I'm looking into this again now that I've got a bit more time and I'm going to completely redo the website. When I first created this thread I played with the URL's and content a bit and it's shifted the website from page 4 to bouncing between the end of page 2 and the start of page 3 on Google when you search for 'name of town profession'.

Hmm...looks like Bing is still page 5 though.

I've noticed that editing the URL has actually created 2 listings for the site in the Google search results though, which is good.

www.domain.co.uk

followed immediately by

www.domain.co.uk/book-name-of-town-profession

Previously it was just

www.domain.co.uk/book

I'm not sure if the URL change made much difference or the slight adjustment to the content on the page.

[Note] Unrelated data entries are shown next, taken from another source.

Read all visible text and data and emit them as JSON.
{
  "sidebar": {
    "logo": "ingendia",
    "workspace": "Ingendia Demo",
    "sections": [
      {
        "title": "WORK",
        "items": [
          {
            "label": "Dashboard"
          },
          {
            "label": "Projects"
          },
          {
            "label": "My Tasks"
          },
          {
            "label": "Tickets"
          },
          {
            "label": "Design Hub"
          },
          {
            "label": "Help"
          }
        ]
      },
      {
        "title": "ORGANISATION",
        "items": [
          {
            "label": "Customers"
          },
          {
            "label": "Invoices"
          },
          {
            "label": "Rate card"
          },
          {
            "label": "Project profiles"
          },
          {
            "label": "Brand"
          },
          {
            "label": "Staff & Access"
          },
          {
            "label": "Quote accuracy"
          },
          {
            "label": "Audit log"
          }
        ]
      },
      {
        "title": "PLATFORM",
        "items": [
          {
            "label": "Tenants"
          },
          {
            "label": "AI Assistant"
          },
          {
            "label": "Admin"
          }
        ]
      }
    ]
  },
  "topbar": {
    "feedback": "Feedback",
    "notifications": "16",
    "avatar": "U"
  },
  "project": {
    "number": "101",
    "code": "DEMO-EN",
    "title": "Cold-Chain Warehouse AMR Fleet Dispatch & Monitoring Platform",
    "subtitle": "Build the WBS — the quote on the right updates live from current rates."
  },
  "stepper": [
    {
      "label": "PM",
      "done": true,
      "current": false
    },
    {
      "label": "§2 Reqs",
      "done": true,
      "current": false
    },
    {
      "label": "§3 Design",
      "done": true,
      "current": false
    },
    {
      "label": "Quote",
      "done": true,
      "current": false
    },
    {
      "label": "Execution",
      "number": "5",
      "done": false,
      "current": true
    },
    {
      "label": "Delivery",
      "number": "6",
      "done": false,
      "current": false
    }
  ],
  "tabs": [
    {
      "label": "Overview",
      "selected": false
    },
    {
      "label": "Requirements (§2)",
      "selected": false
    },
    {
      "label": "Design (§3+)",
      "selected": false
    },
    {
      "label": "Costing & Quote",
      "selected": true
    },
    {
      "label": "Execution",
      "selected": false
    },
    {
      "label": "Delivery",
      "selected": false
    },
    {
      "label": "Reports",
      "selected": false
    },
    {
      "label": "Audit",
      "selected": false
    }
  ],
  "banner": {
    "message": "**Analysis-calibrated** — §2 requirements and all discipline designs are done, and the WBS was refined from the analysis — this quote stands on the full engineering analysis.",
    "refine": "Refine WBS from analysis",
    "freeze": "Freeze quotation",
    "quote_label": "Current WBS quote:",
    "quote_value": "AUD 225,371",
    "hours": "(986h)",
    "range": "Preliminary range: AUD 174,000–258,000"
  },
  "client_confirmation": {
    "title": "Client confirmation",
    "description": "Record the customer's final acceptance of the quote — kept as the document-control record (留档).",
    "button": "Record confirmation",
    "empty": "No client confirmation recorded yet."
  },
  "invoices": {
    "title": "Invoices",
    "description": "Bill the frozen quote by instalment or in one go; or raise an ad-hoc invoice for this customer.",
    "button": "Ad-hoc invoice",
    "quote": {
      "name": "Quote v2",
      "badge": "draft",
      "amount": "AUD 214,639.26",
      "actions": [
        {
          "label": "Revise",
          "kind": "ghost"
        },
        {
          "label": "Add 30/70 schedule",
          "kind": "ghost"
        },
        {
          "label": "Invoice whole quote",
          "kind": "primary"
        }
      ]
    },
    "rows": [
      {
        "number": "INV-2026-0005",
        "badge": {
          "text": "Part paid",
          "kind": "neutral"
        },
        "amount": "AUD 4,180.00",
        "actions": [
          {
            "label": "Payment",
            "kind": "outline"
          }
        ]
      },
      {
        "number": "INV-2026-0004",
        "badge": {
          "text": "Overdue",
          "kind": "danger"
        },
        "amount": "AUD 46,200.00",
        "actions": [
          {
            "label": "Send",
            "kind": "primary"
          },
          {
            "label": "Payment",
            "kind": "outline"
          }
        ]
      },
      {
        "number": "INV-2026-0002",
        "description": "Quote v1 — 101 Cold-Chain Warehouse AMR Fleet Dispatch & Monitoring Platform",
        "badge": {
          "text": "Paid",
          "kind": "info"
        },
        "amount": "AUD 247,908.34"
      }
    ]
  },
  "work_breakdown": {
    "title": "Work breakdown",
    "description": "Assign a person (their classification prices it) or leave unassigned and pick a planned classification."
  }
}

Or perhaps the sitemap submission to google helped.

You mentioned Genesis, and I use it all the time. It's exceptionally well-coded for SEO and has very good customisable options in it which allow you to set various values for the whole site and for individual pages. If you add Yoast's plugin 'WordPress SEO', this will remove the genesis SEO features as it replaces them. WordPress SEO gives more control over SEO settings.

More importantly though is to make sure you write good, relevant content on your website, as that's what search engines will be looking for.

Seeing as you've used both, would you recommend I just get a Genesis framework theme or find a bare bones WP theme and use Yoast?